Das große Vermächtnis Kyobpa Jigten Sumgöns
„Wenn man den Gongchig kennt,
kennt man den Dharma.
Wenn man den Gongchig nicht kennt,
kennt man den Dharma nicht.“
Eine kurze Einführung in den Gongchig
Als Text wurde der Gongchig von Kyobpa Rinpoches Herzenssohn Chenga Sherab Junge (auch bekannt als Drikung Lingpa, 1187-1241), basierend auf außergewöhnlichen Lehren, die er allein von Kyobpa Rinpoche erhielt, zusammengestellt und bearbeitet. Chenga Sherab Junge war wie Kyobpa Rinpoche ein Angehöriger des edlen Kyura Clans. Als Jugendlicher wurde er Mönch, kam mit einundzwanzig Jahren nach Drikung und wurde Schüler von Kyobpa Rinpoche. Er widmete sein Leben völlig der Dharma-Praxis, verpasste kein einziges Wort, das von Kyobpa Rinpoche gelehrt wurde, und verbrachte seine Zeit, in der er keine Unterweisungen von Kyobpa Rinpoche erhielt, nie mit einer anderen Aktivität als Meditation. Später wurde er Kyobpa Rinpoches persönlicher Begleiter und war bekannt dafür, ein außergewöhnliches Gedächtnis zu haben und völlig vertraut mit all den verschiedenen Unterweisungen zu sein, die Kyobpa Rinpoche gegeben hatte. Es ist dokumentiert, dass Chenga Sherab Jungne in den letzten wenigen Lebensjahren von Kyobpa Rinpoche Belehrungen und Unterweisungen im Namen von Kyobpa Rinpoche gab. Die einzige Art von Unterweisungen, die Chenga Sherab Jungne nicht im Namen seines Lehrers gab, waren die ‚aufzeigenden’ Mahāmudrā-Unterweisungen, die Kyobpa Rinpoche weiterhin bis zu seinem Parinirvāna im Jahre 1217 gab. Obwohl Kyobpa Rinpoche wünschte, dass Chenga Sherab Jungne sein Nachfolger werde, bat Chenga Sherab Jungne, dass es ihm stattdessen erlaubt sei, sich auf seine Praxis zu konzentrieren. Folglich verließ er Drikung nach Kyobpa Rinpoches Parinirvāna und zog sich für sieben Jahre zum heiligen Berg Kailash zurück. Er kehrte schließlich im Jahre 1225 kurz nach Drikung zurück und übertrug die besonderen Lehren, die er von Kyobpa Rinpoche erhalten hatte. Im gleichen Jahr ging er wieder fort. Nachdem er die Zusammenstellung und Bearbeitung des Gongchig 1226 abgeschlossen hatte, bereiste Chenga Sherab Jungne verschiedene Orte, besonders im südlichen Tibet, und gab Unterweisungen zum Gongchig und andere Belehrungen. Er fuhr fort, den Gongchig und weitere Drikung Kagyü Lehren zu verbreiten und verfasste bis zu seinem Parinirvāna im Jahre 1241 zahlreiche Texte.

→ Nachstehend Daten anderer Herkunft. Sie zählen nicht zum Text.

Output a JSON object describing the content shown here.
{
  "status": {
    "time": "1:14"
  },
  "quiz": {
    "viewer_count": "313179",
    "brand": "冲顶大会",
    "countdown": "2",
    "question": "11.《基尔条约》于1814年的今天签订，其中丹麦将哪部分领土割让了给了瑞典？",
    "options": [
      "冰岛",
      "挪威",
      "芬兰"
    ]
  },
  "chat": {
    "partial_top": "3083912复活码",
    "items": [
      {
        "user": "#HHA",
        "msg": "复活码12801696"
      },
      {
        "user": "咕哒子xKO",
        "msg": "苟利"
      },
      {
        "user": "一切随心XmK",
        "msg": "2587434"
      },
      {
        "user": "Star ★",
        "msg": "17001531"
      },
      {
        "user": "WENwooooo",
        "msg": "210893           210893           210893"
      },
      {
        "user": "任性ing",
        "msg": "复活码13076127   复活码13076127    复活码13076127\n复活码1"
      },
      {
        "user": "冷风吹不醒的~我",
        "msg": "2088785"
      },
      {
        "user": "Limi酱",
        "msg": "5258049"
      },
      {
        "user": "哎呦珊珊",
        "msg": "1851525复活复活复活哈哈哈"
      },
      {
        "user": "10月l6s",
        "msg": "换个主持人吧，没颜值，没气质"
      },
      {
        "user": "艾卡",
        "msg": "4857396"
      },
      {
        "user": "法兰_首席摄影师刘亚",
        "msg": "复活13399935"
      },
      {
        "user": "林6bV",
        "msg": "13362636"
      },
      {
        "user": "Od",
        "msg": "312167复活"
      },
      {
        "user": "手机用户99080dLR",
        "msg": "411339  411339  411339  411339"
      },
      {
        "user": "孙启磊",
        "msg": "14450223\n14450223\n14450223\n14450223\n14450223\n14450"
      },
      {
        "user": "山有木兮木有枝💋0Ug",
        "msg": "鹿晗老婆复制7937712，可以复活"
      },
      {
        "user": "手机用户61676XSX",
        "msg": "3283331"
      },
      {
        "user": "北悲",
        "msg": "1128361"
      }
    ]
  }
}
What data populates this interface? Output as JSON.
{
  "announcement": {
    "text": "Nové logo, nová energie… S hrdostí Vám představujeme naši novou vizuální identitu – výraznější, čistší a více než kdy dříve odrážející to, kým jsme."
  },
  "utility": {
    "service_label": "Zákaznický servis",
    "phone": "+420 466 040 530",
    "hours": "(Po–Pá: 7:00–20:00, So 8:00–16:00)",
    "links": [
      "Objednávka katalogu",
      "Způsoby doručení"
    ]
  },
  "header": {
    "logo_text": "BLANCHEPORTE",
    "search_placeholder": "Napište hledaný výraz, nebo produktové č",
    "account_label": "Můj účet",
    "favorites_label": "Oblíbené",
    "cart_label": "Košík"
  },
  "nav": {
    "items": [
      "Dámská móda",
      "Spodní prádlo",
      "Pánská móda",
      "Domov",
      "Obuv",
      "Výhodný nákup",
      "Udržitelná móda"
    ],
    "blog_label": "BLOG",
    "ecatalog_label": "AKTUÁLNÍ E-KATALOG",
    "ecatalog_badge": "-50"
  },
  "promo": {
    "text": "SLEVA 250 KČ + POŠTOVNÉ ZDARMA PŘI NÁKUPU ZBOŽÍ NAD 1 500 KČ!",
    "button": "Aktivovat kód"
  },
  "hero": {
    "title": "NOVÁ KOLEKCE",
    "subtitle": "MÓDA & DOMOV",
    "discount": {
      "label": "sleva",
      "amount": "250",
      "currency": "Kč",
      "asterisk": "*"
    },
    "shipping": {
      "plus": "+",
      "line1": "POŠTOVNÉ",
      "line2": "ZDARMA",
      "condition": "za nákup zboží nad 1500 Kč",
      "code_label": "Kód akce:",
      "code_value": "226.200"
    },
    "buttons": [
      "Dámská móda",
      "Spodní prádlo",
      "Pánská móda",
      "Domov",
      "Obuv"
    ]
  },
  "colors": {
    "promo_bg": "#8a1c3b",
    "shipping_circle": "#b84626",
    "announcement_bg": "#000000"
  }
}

Strukturell besteht der Gongchig aus 152 primären Vajra-Aussagen mit 46 zusätzlichen oder ergänzenden Vajra-Aussagen. Später ordnete Chenga Sherab Jungne diese Vajra-Aussagen in acht Kapiteln von unterschiedlicher Länge. Dies sind die Kapitel:
- 1. Die Zusammenfassung der wesentlichen Punkte des Rades des Dharmas (30 Aussagen),
- 2. Die Zusammenfassung der wesentlichen Punkte des Entstehens in Abhängigkeit (15 Aussagen),
- 3. Die Zusammenfassung der wesentlichen Punkte des Vinaya Pratimoksha (20 Aussagen),
- 4. Die Zusammenfassung der wesentlichen Punkte der Bodhisattva-Schulung (24 Aussagen),
- 5. Die Gelübde des Wissenshalters des Geheimen Mantras (28 Aussagen),
- 6. Die besondere Sicht, Meditation und Verhalten (20 Aussagen),
- 7. Der resultierende Grund der Buddhaschaft (15 Aussagen) und
- 8. Die zusätzlichen Aussagen (46 Aussagen).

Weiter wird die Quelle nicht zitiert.